Além das questões intangíveis relativas à campanha, a operacionalização das ações também é outra preocupação de quem está na linha de frente de produção dos candidatos. Ao abordar esse ponto, Odon lembra que o desafio será “desenvolver um trabalho de comunicação que resguarde a intimidade do candidato com o eleitor. Como o contato virtual é um pouco frio, o quesito da experiência profissional vai fazer diferença”
Atuando há 32 anos em campanhas políticas, Odon Nacasato explica que toda a comunicação da campanha deste ano considera a segurança sanitária dos colaboradores. “Temos que seguir todos os protocolos de segurança validados pela OMS (Organização Mundial de Saúde) e todos têm que se adaptar. A direção de campanha precisa enquadrar todos os candidatos e profissionais, para que todos sigam as regras”.

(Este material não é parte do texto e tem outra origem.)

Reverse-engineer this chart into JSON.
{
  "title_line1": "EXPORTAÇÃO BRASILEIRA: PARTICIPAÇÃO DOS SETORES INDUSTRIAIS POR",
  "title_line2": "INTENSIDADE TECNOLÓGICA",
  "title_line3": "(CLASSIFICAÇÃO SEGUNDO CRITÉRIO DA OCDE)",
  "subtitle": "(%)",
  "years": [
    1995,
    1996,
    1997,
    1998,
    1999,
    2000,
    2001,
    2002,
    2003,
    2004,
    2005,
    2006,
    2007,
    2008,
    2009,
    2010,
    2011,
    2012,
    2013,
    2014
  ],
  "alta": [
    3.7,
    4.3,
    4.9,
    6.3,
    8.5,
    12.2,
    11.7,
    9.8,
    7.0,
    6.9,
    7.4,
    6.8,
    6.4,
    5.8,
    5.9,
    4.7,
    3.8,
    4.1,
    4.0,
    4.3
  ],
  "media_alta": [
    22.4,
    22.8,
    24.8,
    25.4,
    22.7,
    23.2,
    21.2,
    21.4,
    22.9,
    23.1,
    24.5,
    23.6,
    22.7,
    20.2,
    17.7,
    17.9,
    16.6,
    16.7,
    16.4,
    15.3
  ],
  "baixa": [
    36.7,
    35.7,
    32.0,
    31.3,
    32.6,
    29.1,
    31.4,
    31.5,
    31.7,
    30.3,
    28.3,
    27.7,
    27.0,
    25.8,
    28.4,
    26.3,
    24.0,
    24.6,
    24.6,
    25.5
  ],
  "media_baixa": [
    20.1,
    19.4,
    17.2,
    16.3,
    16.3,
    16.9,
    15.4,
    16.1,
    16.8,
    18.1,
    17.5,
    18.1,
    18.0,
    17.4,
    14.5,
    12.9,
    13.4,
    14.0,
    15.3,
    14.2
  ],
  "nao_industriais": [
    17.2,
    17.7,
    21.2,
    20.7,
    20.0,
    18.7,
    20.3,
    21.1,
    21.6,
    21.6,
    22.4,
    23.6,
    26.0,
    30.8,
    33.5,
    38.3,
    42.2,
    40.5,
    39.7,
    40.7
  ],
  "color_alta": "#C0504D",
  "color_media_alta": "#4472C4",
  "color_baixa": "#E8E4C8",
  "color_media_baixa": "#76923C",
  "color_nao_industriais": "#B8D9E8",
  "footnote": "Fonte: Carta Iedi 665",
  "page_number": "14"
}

O consultor explica que, para as campanhas em que vai atuar, estão em avaliação métodos específicos de desinfecção dos ambientes, escritórios e estúdios. Também serão realizados treinamentos e palestras para os colaboradores, que vão obedecer a escalas de trabalho. “É imprescindível esse cuidado. Estamos avaliando, até, a realização de testes para os frequentadores do estúdio. Precisamos estudar e compreender o funcionamento desses instrumentos de segurança, porque esse é um caminho sem volta”.